I would like to model a sampling with replacement in R (like the urn model). That is, I have three different events (say: 1,2 and 3 (in fact they a categorical but I think this is not important at the moment)) and I know the probability of each event:
1 --> 0.5
2 --> 0.2
3 --> 0.3
Now I would like to take for example 50 samples with replacement and I would like to know the probabilities for each possible combination of the three different events.
My idea was to use rmultinom to generate these samples.
rmultinom(n=50,size=3,prob=c(0.5,0.2,0.3))
Now I get 50 randomly (?) Chosen samples, but I Need all possible combinations when I take 50 samples with replacement.
If I'm understanding you correctly, the probabilities you're after can be calculated analytically.
My sense is that you want to treat all draws with the same numbers of 1s, 2s, and 3s as equivalent (see below if not). That is, 49 straight 1s followed by a 2 counts as the same 50-draw "outcome" as a 2 followed by 49 straight 1s.
In that case, what you're looking for is the value of the multinomial probability mass function evaluated for (p1 = 0.5, p2 = 0.2, p3 = 0.3) and at counts c1, c2, and c3, of 1s, 2s, and 3s (these should sum to 50). You can evaluate the multinomial PMF in R as:
counts = c(c1, c2, c3)
myProbs = c(0.5, 0.2, 0.3)
dmultinom(x = counts, prob = myProbs)
Now all that remains is to enumerate the all the possible combinations of 1s, 2s, and 3s that can occur in 50 draws. Calling the function nsimplex(3,50) (from the combinat package) tells us that there are 1326 of these, and calling the function xsimplex(3,50) (found in the same package) will generate them for us in matrix form.
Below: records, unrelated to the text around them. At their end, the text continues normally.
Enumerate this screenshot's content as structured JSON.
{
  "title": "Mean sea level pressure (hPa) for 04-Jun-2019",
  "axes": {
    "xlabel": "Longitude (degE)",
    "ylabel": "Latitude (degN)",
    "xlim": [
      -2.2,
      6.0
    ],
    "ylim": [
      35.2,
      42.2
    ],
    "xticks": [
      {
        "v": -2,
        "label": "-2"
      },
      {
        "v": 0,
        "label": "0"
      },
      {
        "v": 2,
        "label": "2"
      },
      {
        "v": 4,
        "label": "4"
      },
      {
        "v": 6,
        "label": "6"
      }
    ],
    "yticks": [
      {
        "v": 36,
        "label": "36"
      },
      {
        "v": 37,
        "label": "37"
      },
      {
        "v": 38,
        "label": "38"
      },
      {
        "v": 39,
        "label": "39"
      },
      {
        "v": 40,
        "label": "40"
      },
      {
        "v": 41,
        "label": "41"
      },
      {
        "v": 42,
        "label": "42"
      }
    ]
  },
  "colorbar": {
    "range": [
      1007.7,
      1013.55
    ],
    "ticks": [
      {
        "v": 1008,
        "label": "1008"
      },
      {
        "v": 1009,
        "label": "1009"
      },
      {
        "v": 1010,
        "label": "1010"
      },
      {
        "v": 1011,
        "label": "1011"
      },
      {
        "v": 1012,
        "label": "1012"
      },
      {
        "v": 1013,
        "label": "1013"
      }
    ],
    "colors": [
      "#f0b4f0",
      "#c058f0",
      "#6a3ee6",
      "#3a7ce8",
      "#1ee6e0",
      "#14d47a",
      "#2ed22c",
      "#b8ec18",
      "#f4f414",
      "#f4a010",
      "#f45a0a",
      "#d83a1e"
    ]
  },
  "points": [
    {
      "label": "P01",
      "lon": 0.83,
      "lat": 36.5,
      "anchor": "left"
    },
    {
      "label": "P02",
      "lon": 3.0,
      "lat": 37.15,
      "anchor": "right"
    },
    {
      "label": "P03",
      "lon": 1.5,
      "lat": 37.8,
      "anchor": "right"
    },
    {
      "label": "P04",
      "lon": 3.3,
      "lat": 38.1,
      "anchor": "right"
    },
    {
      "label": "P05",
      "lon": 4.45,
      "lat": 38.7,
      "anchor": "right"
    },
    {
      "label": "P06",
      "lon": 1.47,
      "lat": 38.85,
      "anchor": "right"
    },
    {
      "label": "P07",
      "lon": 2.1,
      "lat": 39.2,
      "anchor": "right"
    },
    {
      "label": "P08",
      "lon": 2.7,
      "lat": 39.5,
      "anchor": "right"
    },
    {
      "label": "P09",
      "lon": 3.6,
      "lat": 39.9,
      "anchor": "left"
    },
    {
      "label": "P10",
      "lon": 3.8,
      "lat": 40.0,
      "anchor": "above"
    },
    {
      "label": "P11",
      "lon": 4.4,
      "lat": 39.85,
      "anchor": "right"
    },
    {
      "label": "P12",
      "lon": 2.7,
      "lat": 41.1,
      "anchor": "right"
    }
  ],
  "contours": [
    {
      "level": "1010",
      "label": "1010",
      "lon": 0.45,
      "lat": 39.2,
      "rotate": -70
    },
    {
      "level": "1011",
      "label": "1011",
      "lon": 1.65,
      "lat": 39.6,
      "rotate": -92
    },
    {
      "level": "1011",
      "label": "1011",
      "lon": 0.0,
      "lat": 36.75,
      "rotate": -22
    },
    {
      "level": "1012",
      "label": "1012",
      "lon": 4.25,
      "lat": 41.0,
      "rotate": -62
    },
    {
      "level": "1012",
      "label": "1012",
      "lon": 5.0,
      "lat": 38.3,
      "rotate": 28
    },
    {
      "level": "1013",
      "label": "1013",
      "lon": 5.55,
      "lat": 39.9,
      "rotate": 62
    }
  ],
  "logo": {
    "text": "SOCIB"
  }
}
Here are the first five of the 1326 columns:
[,1] [,2] [,3] [,4] [,5]
[1,] 50 49 49 48 48
[2,] 0 1 0 2 1
[3,] 0 0 1 0 1
We then simply need to evaluate dmultinom for each column, using apply column-wise:
mySimplex = xsimplex(3, 50)
myProbs = c(0.5, 0.2, 0.3)
results = apply(mySimplex, 2, dmultinom, prob = myProbs)
The nth entry in the vector results will be the probability of the counts in the nth column of the matrix mySimplex.
Was this what you were after?
Distinct permutations: If you want to count distinct permutations differently, then the probability of any individual permutation is just:
0.5^(c_1) * 0.2^(c_2) * 0.3^(c_3)
where c_1 is the number of 1s, c_2 the number of 2s, and c_3 the number of threes in the draw. But if you're looking to enumerate all of them, you might want to think again! The number of possible unique length-50 sequences in which each character is a 1, a 2, or a 3 is 3^50 > 10^23.